馴染みの店なので勝手に動き回る僕に浮竹は呆れてるみたいだった。


「あ、こっちのは包んであげるから決めたら教えてね」
『………』

京楽はただ単にサボりに来たわけでも、菓子目当てに此処を訪れているわけでもなかった。


何年付き合っても、未だ知らない京楽に出会うことがある。

それは俺が今まで見逃していただけなのか、それとも京楽が他人に見せないだけなのか………。



だから

だから俺は、こいつから目が離せないんだな………。







「そいじゃ、そろそろおいとまするよ!

またね〜vV」


僕は「僕の大猫ちゃん」に軽くハグして七緒ちゃんへのお土産を持って浮竹と外に出る


「いやぁ、長く付き合わせちゃったねぇ」

いつもの感じに謝った

「あ、これあげる。奥から貰ってきたから。」

僕はタッパーみたいなやつを浮竹に渡した

なんだこれ?と見てるので軽く応える


「梅干しの蜂蜜で浸けたやつだって。
わけて貰っちゃった

君の好きな味だ」

僕は

君のことはだいたい知ってるからね

『ほう、こんな物まで扱ってるのか』

俺は両手でその包みを受け取った。


「いや。それは大猫ちゃんの日常食だよ。
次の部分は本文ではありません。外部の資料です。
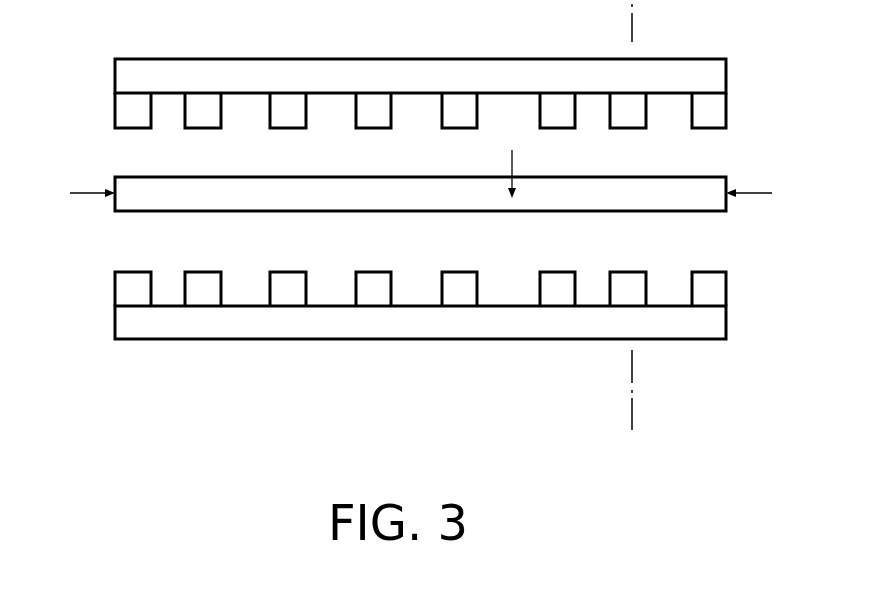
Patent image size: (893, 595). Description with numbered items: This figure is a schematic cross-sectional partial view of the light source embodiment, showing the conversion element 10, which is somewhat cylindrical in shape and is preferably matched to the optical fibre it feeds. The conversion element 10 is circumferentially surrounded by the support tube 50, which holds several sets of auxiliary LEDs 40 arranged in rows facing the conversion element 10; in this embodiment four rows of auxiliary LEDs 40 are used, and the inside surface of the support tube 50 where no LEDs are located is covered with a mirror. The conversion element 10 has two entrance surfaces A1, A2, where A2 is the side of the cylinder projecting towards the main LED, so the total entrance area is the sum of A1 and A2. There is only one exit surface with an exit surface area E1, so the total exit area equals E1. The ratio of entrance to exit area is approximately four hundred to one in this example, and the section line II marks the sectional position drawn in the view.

The conversion element 10 is at (360, 211).
The auxiliary LEDs 40 is at (115, 109).
The support tube 50 is at (115, 75).
The entrance surface A1 is at (516, 160).
The entrance surface A2 is at (77, 193).
The exit surface area E1 is at (764, 194).
The section line II is at (632, 233).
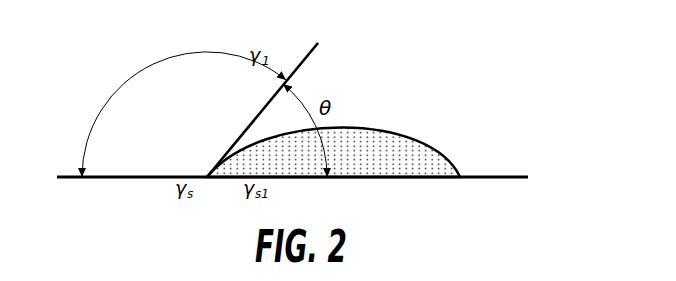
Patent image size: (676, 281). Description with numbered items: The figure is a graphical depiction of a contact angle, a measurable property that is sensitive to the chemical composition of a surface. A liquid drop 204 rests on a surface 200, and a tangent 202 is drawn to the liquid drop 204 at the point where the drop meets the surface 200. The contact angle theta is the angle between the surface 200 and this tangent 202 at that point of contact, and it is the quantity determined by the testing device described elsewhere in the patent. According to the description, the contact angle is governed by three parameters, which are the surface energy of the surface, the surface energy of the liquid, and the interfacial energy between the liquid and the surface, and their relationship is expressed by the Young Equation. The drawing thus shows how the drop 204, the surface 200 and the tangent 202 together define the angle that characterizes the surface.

The surface 200 is at (490, 177).
The tangent 202 is at (306, 60).
The liquid drop 204 is at (427, 137).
でも食べていいからね」

家に滅多に帰らない京楽が、家のように寛ぎ、家族のように出迎えられ接する―――あの菓子処は京楽の心の帰る場所なのだと、またしても言葉ではなくやりとりで教えられた。





僕はのんびり歩く

隣を歩くのがよく発作起こす人だからとかではなく、これが僕のペースだから


浮竹と歩くためにあるペースだから


「そっちの隊の子にお店勧めといてよ♪
美味しいからさ♪

作ってくれてるのもあんなに美人だしね」

浮竹は僕の言葉に笑った

「なんだい?美人よりかわいいタイプが好きなんだっけか?」
僕も微笑みながら浮竹に問う


『相変わらずだな』

相変わらず、女の子の話で焦点をぼかす。

お前が外見だけで女の子を判断なんかしていないと、十分にわかっている俺にさえ、そうやって共犯を強いる。